Przed świętami wydłuża się czas oczekiwania na przekroczenie wschodniej granicy. Przekonali się kierowcy tirów, którzy na przejściu granicznym z Ukrainą w Dorohusku (woj. lubelskie) stoją już od blisko 40 godzin. Jak informuje straż graniczna, wszystkie możliwości przyśpieszenia odpraw zostały wyczerpane. Film pokazujący pojazdy stojące w długiej kolejce dostaliśmy na Kontakt 24 od @Sylwii.W stosunku do soboty czas oczekiwania na przejściu granicznym w Dorohusku wydłużył się o dziewięć godzin. Tak wynika z informacji podanych na stronie internetowej Izby Celnej w Białej Podlaskiej. Obecnie kierowcy tirów muszą odczekać przed przekroczeniem granicy 39 godzin.
"W niedzielę przed południem kolejka tirów przed przejściem w Dorohusku miała 35 km długości" - poinformował PAP Michał Hałas z lubelskiego oddziału Generalnej Dyrekcji Dróg i Autostrad.
O podobnych problemach informowaliśmy w zeszłym tygodniu. Wtedy na przejściu granicznym z Białorusią w Kuźnicy kierowcy musieli czekać nawet 64 godziny.
"Nic już nie da się zrobić"
Nie jest to jedyne przejście, na którym kierowcy muszą oczekiwać na wyjazd z Polski. W Koroszczynie (woj. lubelskie) czas oczekiwania wynosi około 42 godzin i ciągnie się przez 30 km do Białej Podlaskiej. Natomiast mniejsza - półtorakilometrowa - kolejka uformowała się przed drugim przejściem z Ukrainą na Lubelszczyźnie w Hrebennem. Tam czas oczekiwania wynosi około czterech godzin.
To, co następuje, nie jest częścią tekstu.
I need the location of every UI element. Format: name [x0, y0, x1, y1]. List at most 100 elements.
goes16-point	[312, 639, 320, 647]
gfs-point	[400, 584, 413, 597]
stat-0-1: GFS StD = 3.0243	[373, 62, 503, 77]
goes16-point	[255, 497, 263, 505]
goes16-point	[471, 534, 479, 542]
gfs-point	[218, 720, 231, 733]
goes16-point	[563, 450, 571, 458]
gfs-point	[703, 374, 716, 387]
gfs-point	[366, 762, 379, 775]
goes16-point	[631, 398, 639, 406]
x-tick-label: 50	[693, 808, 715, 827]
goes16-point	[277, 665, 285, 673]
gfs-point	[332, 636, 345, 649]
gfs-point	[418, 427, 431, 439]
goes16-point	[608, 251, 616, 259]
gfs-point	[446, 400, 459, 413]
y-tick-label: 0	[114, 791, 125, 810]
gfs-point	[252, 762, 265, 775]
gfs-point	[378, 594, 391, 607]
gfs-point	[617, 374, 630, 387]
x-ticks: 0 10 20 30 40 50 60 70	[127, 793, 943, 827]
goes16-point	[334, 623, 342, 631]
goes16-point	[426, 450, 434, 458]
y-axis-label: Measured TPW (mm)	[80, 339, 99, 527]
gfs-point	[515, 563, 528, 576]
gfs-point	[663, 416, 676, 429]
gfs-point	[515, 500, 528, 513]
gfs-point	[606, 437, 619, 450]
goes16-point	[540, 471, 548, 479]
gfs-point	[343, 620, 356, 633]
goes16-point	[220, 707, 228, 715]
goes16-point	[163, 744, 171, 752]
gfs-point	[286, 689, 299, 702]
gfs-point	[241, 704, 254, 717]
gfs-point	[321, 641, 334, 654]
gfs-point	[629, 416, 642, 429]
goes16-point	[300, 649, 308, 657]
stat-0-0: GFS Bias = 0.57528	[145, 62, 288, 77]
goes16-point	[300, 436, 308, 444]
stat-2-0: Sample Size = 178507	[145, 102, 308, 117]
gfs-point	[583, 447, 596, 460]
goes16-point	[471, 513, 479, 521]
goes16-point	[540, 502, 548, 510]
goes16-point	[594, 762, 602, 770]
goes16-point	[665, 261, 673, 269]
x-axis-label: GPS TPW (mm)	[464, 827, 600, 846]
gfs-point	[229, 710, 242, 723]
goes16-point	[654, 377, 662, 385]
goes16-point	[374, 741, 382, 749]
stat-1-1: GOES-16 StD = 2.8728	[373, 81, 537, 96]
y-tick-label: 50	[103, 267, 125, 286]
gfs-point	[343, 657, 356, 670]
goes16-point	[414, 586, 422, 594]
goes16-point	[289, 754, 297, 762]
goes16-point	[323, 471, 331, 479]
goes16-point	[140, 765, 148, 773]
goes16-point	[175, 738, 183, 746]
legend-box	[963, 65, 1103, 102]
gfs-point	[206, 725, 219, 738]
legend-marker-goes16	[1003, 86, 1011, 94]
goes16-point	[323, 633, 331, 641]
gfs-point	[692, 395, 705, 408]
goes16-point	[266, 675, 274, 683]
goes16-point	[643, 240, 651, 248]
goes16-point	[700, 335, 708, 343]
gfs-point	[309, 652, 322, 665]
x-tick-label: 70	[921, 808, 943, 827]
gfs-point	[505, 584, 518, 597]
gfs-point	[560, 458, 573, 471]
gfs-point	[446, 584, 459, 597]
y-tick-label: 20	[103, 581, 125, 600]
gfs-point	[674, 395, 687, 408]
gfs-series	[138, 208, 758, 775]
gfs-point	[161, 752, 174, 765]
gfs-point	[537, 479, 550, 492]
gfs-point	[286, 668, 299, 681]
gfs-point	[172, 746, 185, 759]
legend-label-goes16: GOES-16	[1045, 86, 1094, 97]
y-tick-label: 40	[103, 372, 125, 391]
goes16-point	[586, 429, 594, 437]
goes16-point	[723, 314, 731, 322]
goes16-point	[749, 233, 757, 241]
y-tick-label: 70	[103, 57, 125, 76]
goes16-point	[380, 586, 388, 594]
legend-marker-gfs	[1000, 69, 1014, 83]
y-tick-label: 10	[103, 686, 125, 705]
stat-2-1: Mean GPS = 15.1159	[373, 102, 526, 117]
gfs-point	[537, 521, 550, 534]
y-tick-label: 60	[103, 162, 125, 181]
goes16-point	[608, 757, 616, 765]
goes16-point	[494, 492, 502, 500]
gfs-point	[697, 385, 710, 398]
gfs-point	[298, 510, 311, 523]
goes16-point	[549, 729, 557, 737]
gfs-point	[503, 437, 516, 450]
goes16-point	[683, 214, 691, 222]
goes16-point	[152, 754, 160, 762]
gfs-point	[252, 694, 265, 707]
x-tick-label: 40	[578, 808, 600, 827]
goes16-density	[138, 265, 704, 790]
Służby graniczne tłumaczą, że w okresie przedświątecznym na granicy zawsze panuje wzmożony ruch, a tirów nadjeżdża więcej niż wynoszą możliwości przepustowe najbardziej obleganych przejść. "Wszystkie możliwości przyśpieszenia odpraw zostały wyczerpane, nic już się nie da zrobić" - powiedział rzecznik Nadbużańskiego Oddziału Straży Granicznej Dariusz Sienicki.